Semih maçın genelinde eminim herkesi çıldırtmıştır. Ama Semih hakkında hala iyi ya da kötü diyemiyorum. Şurası kesin, üst üste 4-5 maç oynadıktan sonra çok çok daha iyi bir Semih olur. Ama merak ettiğim Aykut hoca Niang solda Semih ileride sistemini, Selçuk haftaya takıma dönünce devm ettirecek mi ? Yoksa Selçuk gelince Christian - Semih kenara, Dia ilk 11'e mi olacak ? Eldeki Dia ve Stoch, kontra atak futbolu için öylesine uygun isimler ki. Manisa maçında Dia biraz daha erken girse 3. golü daha erken bile bulabilirdik. Stoch'u da bir şekilde kazanmak gerekiyor. Özellikle iç sahada 1-0 öne geçilen maçlarda kontralarda diri bir Stoch - Dia 2 lisi çok iyi işler yapar diye düşünüyorum.

Manisa'dan da bahsetmek lazım biraz. Fenerbahçe'nin son 2 haftadır gze hoş gelen futbolunun etkisinde rakiplerinin oynatmamayı değil oynamayı tercih eden takımlar olmasının büyük payı var. Manisa golden sonra da 1-0'ın sütüne yatıp kapanmadı. 2. golü aradı, Isaac ile o golü atsalar maçı galip bitireceklerdi. Olmadı. Ama futbolu çirkinleştirmek yerine, golü yemek pahasına 1-0 dan sonra da 1-1 den sonra da açık ve pozitif futbol oynadılar. Zaten kadro da buna çok müsait. Soyadı sıkıntılı Yiğit Gökoğlan ve Yiğit İncedemir'i mutlaka ileride 3 büyüklerin bi tanesinde görecez. Forvet hattında Isaac - Makakula - Kahe olan bir takım her zaman için sahasında çok tehlikeli bir takımdır.

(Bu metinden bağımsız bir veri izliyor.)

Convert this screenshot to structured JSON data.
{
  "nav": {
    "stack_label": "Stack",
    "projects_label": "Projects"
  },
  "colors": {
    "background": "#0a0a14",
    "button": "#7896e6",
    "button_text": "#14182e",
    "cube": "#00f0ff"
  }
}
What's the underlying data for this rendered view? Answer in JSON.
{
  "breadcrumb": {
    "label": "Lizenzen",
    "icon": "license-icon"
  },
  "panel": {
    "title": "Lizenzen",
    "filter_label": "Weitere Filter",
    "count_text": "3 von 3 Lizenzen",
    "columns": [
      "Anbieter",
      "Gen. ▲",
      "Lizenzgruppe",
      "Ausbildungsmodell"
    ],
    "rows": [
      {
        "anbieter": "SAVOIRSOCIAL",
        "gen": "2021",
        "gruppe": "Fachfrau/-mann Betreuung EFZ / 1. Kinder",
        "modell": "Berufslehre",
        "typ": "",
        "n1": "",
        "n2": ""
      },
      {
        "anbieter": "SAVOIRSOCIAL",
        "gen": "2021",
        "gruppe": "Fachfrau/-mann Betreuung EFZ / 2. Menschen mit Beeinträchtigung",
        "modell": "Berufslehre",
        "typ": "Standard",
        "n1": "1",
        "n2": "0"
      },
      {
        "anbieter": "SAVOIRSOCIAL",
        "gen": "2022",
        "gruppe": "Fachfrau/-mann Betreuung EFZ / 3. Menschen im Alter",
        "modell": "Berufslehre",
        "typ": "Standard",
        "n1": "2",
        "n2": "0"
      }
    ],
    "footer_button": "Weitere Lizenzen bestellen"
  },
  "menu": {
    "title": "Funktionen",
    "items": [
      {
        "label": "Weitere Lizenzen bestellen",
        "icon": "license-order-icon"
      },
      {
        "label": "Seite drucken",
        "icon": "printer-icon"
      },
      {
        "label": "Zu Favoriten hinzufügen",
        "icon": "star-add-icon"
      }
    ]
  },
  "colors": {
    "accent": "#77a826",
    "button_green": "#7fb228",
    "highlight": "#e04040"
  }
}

Yazının başında da dediğim gibi, kafalardaki en büyük soru işareti, Trabzon maçının bir maçlık ağza bir parmak bal çalınan bir maç olup olmayacağı idi. Ama Fenerbahçe hem dün maçın ilk 25-30 dakikasında, hem de geriye düştükten sonra verdiği mücadele ile bu yola baş koyduğunu ve şampiyonluk için motive olduğunu bize gösterdi. En azından ümit verdi diyelim de hemen havaya girmeyelim.

Maçı televizyondan izlediğimiz için maç sonunu göremedik, Manisa'da tribünden gelen telefon ise ayrı bir mutlu etti bizi. Futbolcular maç sonunda tribüne geliyorlar, herkes karşılıklı "sarı - lacivert - şampiyon - Fener" beklerken, birden futbolcular "Fener gol gol gol" giriyorlar, ardından tribün cevabı haykırıyor. "Şampiyonluk geliyor". Trabzon maçının ardından Manisa'da verilen mücadele, üstüne bir de futbolcuların bu tezahüratı söylemesi insanın içinin biraz kıpırdanmasını sağlıyor. Geçen hafta uzun zaman sonra tribünde hayat belirtisi gördük. Bir heyecan, bir istek pırıltısı gördük. Komadan çıkıp hayata dönmek için bazı emareler gördük. Bu hafta üstüne konanlar ile umarım havaya gireriz diyorum.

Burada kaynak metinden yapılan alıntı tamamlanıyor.